Pemulihan Kredit Jadi Tantangan Sektor Keuangan di Tengah Pandemi

Rabu, 18 November 2020 - 21:51 WIB
loading...
Pemulihan Kredit Jadi Tantangan Sektor Keuangan di Tengah Pandemi
Industri perbankan masih dihadapai tantangan melemahnya permintaan kredit. Foto/Ilustrasi
A A A
JAKARTA- Permintaan kredit yang turun drastis akibat pandemi Covid-19 menjadi tantangan bagi industri perbankan saat ini.

Ekonom Senior Institute for Development of Economics and Finance (Indef) Aviliani mengatakan, sekitar 75% hidup bank berasal dari pemberian kredit yang kemudian memberikan keuntungan pada perbankan.

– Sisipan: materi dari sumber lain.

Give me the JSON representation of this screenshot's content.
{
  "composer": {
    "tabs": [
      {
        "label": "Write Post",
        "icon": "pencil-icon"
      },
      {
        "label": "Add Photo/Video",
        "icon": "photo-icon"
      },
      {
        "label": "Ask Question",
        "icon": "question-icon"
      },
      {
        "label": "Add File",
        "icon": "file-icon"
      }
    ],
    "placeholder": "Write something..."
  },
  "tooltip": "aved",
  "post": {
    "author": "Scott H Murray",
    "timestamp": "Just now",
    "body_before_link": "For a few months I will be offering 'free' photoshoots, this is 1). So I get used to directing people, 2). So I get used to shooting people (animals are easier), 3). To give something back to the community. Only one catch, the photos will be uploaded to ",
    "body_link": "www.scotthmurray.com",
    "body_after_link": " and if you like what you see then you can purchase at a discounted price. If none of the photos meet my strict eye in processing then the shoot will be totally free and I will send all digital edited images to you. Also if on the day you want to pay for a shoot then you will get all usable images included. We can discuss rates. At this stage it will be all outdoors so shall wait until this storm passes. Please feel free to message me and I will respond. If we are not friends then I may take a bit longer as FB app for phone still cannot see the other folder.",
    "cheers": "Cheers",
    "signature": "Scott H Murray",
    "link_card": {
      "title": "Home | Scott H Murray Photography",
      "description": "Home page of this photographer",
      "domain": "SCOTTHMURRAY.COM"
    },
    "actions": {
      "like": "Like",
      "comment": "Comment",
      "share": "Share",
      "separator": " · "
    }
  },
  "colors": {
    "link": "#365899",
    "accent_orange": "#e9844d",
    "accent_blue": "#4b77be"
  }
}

"Jadi kalau kreditnya tidak tumbuh, pasti keuntungannya bisa berkurang," ujarnya pada diskusi Proyeksi Ekonomi Indonesia 2021: Jalan Terjal Pemulihan Ekonomi, Rabu (18/11/2020).

(Baca juga:Penurunan Bunga Kredit Bank Lamban, BI Bersiap Lakukan Ini)

Dia menampik apabila bank disebut tidak mau memberikan kredit karena bank hidup dari penyaluran kredit. Bahkan dalam kebijakan pemerintah tahun 2020, ada sebagian dari dana PEN yang justru dikontribusikan kepada sektor perbankan untuk bisa menyalurkan kredit.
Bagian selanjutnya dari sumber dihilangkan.